Got a 2000 ford expedition with the 5.4 v8.  A cloant leak developed today. I'm having trouble determining from what part though.  The water pump was my first guess but it's location tells me it's not the culprit. 

I'm going to describe the leaks location th best I can, and hope someone can tell me what the cause is.  

So here goes: 

Top left of motor where the hoses to the heater core meet the motor. There is a metal part to which the heater hoses connect beside the left valve cover. The only fluid leak I can find is from the bottom of said metal part.  This metal part looks to run across the top of the motor behind the alternator.   

If someone can name the part thats causing the leak I'd appreciate very much.  

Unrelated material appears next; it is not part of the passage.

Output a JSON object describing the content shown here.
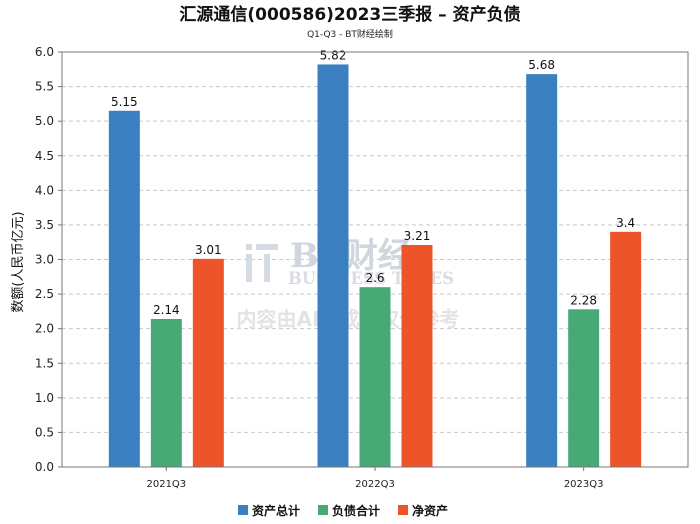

My phone won't let me post a pic here for some reason, but I'd be glad to email some if it will help. 

Thanks, brad


----------



## M80 (Dec 30, 2011)

Hate to tell you friend but it appears you upper plastic intake is busted.  These engines a notorios for this, I've replaced many.  The plastic cracks, clean area with some brake cleaner and look close for a crack running up and down.  Would be best if you know someone who has a coolant leak pump tester so you can pressurize the system.  Shouldn't be hard to find.


----------



## bb17 (Dec 31, 2011)

x2 See a few a year. will also short cyl 4 coil out as coolant will run inside the spark plug well.


----------



## marknga (Dec 31, 2011)

The intake manifold on my 01 F-150 Supercrew 5.4L did the same thing this past August.


----------



## cb1967 (Dec 31, 2011)

*leak*

i have a 2000 exp. that started leaking at the intake manifold gasket on the front left side after about 200,000


----------